De maneira irrefutável, Luchino Visconti deitava definitivamente por terra as teorias do “neo-realismo” ou do necrófilo “decadentismo” com que o haviam associado. A decrepitude só se revelaria caso a velhice não soubesse aceitar a beleza da juventude que a vem substituir. Com a frontalidade exposta em toda a sua obra, teimosamente tão clássica quanto romântica, o realizador veio questionar o papel da juventude como princípio da renovação e, assim, perseguir a verdade que está contida na sociedade, no tempo e na beleza. Nisso, Visconti foi realista.

jef, março 2007

notas. 1. Embora as diversas fontes não sejam unânimes nas datas oficiais de algumas destas obras, optou-se por atribuir aquelas firmadas nas recentes edições da Costa do Castelo. 2. Infelizmente, as cópias de «A terra treme» e «Obsessão» não são versões restauradas. 3. Em «O Leopardo» e «A terra treme» surge um documentário sobre o realizador. 4. «O Leopardo» e «Luís da Baviera» são apresentados nas suas originais versões alongadas.


«Obsessão» (Ossesione, 1943). Com Clara Calamai, Massimo Girotti, Juan de Landa, Dhia Cristiani, Elio Marcuzzo. 134 min.

«A Terra Treme» (La terra trema: episodio del mare, 1948). Com António Arcidiacono, Giuseppe Arcidiacono, Nicola Castorino, Rosa Catalano. 153 min.

«Belíssima» (Bellissima, 1951). Com Anna Magnani, Walter Chiari, Tina Apicella, Gastone Renzelli, Tecla Scarano. 110 min.

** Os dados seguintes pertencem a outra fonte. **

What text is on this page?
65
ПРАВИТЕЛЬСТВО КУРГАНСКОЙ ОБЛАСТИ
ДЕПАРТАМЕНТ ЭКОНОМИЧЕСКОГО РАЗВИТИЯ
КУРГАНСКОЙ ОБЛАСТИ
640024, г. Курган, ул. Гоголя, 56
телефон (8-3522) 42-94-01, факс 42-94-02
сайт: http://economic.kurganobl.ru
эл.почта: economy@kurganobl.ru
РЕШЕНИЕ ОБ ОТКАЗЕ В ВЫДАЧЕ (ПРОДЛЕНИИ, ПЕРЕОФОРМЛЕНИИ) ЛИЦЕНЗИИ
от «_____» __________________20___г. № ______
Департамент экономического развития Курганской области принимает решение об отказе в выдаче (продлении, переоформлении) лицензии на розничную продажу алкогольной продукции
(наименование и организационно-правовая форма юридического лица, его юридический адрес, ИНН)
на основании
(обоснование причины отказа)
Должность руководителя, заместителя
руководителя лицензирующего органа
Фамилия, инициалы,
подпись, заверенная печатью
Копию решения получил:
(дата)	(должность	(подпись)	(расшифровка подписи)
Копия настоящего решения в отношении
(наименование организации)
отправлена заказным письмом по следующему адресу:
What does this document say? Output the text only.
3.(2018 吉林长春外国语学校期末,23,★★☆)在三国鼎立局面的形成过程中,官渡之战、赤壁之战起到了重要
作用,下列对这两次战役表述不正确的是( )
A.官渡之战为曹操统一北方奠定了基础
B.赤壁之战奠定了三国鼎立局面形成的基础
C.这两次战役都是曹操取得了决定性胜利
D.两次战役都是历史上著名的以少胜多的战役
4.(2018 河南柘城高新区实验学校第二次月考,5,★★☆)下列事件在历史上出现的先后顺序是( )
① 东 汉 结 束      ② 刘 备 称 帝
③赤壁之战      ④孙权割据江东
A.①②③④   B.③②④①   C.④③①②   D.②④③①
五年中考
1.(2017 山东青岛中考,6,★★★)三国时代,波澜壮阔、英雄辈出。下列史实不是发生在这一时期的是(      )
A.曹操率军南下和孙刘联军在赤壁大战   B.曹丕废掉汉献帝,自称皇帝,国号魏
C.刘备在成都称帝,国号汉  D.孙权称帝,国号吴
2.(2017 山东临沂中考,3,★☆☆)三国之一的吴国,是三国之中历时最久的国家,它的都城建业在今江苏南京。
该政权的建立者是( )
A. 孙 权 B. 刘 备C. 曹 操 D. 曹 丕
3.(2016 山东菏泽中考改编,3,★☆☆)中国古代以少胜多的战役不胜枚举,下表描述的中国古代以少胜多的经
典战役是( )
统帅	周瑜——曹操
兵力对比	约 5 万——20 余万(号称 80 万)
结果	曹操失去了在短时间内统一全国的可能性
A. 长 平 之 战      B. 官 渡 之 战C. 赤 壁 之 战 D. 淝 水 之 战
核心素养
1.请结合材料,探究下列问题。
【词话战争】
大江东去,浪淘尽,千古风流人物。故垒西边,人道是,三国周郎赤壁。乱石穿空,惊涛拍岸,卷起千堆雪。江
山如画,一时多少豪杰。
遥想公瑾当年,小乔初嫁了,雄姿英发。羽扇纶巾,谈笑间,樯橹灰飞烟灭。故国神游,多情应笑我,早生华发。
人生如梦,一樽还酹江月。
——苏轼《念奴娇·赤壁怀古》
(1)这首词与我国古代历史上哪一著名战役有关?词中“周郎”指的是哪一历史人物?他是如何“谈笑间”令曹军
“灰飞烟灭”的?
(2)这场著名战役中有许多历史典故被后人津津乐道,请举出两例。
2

«Rocco e seus Irmãos» (Rocco e i suoi fratelli, 1960). Com Alain Delon, Renato Salvatori, Annie Girardot, Katina Paxinou, Alessandra Panaro, Spiros Focas. 171 min.

«O Leopardo» (Il gattopardo, 1963). Com Alain Delon, Cláudia Cardinale, Burt Lencaster, Paolo Stoppa, Serge Reggianni, Rina Morelli, Romolo Valli. 178 min.

«Luís da Baviera» (Ludwig, 1972). Com Helmut Berger, Trevor Howard. 228 min.